Courts that have reached the opposite determination have expressed a laudable concern for the rehabilitation of debtors, and for the need to allow the bankruptcy court broad latitude in accomplishing the objectives of title 11. E.g., Bostwick, supra, In re Jon Co., Inc., supra. However, in so doing such courts have independently weighed the competing policy objectives at stake, thereby substituting their own judgment for that of Congress. See, e.g., In re Jon Co., supra, 30 B.R. at 834 ("I am asked to make a policy choice between the government's need to collect taxes and the orderly administration of the Bankruptcy Act."). This court, however, concurs with the view expressed by the Third Circuit, that an exemption from the Anti-Injunction Act for situations such as this must be created by Congress, not courts. Matter of Becker's Motor Transp., Inc., supra, 632 F.2d at 246. As that court stated:

However persuasive the argument against application of § 7421(a) to bankruptcy court adjudications may be, we believe that a bankruptcy court exemption cannot be fashioned without contravening congressional intent. Although there may be some merit in permitting the policy behind the Bankruptcy Act to outweigh the rationale that underpins the anti-injunction rationale, such argument should be addressed to Congress. Id. at 246.

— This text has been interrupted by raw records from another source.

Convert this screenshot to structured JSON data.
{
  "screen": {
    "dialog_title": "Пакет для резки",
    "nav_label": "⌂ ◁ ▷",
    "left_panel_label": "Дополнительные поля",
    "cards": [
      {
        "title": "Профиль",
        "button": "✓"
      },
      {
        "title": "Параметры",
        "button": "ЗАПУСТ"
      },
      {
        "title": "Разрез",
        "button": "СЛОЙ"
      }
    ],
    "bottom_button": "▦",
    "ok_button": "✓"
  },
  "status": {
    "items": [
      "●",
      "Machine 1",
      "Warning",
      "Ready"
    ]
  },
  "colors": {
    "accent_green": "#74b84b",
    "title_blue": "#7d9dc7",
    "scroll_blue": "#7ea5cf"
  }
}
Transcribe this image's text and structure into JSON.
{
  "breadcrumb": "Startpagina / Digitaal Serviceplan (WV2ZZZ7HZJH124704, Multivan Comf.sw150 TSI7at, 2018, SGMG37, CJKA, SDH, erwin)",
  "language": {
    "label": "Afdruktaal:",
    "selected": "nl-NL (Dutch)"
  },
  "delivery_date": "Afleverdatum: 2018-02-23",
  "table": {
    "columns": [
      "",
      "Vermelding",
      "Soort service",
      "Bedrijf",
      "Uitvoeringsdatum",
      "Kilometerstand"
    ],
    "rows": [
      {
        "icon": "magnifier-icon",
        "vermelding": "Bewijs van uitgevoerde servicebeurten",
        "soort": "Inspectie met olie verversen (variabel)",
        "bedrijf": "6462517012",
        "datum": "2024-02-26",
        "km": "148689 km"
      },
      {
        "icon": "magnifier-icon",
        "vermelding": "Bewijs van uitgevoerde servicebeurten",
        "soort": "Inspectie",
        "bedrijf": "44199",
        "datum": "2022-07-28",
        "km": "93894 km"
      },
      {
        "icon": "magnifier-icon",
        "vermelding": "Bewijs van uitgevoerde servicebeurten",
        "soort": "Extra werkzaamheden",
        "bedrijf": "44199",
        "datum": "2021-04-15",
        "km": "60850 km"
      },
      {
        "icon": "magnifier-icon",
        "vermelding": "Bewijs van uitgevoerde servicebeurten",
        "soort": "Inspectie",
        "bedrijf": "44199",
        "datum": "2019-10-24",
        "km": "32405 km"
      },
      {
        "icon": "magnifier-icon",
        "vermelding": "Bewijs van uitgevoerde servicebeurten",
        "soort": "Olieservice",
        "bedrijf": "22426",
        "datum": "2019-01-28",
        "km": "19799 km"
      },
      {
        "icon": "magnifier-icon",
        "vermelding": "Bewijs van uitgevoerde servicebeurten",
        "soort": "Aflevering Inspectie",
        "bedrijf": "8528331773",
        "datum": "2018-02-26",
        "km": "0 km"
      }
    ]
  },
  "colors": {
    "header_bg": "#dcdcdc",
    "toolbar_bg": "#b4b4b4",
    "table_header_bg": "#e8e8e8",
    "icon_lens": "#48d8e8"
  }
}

Accordingly, the court holds that insofar as the bankruptcy court order restraining IRS collection efforts is based upon 11 U.S.C. § 1301 it is in excess of such statutory authority; and insofar as it is based upon 11 U.S.C. § 105(a), it is prohibited by the Anti-Injunction Act, 26 U.S.C. § 7421(a).[2] The order of the bankruptcy court is therefore rejected pursuant to this district's Emergency Resolution (e) (2) (B),[3] and the proceeding is dismissed.



[1] The Court of Appeals, in In re Johnson, 442 F.2d 281 (2d Cir.1971) acknowledged but did not answer the question of whether the Anti-Injunction Act prohibited the bankruptcy referee from enjoining the United States from taking action to collect, from a Chapter 11 debtor, post-petition interest on a federal tax claim.

[2] Although it may not be restrained by any court, it is hoped that the IRS would exercise self-restraint in situations, such as this one, where its collection efforts may disrupt a fair recovery plan.

[3] As a result of the Supreme Court decision in Northern Pipeline Construction Co. v. Marathon Pipe Line Co., 458 U.S. 50, 102 S. Ct. 2858, 73 L. Ed. 2d 598 (1982), which undermined the independent jurisdiction of the bankruptcy court, this district adopted an Emergency Resolution, dated December 24, 1982, which provides, in pertinent part:

(e) District Court Review

. . . .

(2) (B) In conducting review, the district judge . . . may accept, reject, or modify, in whole or part, the order or judgment of the bankruptcy judge. . . . At the conclusion of the review, the district judge shall enter an appropriate order or judgment.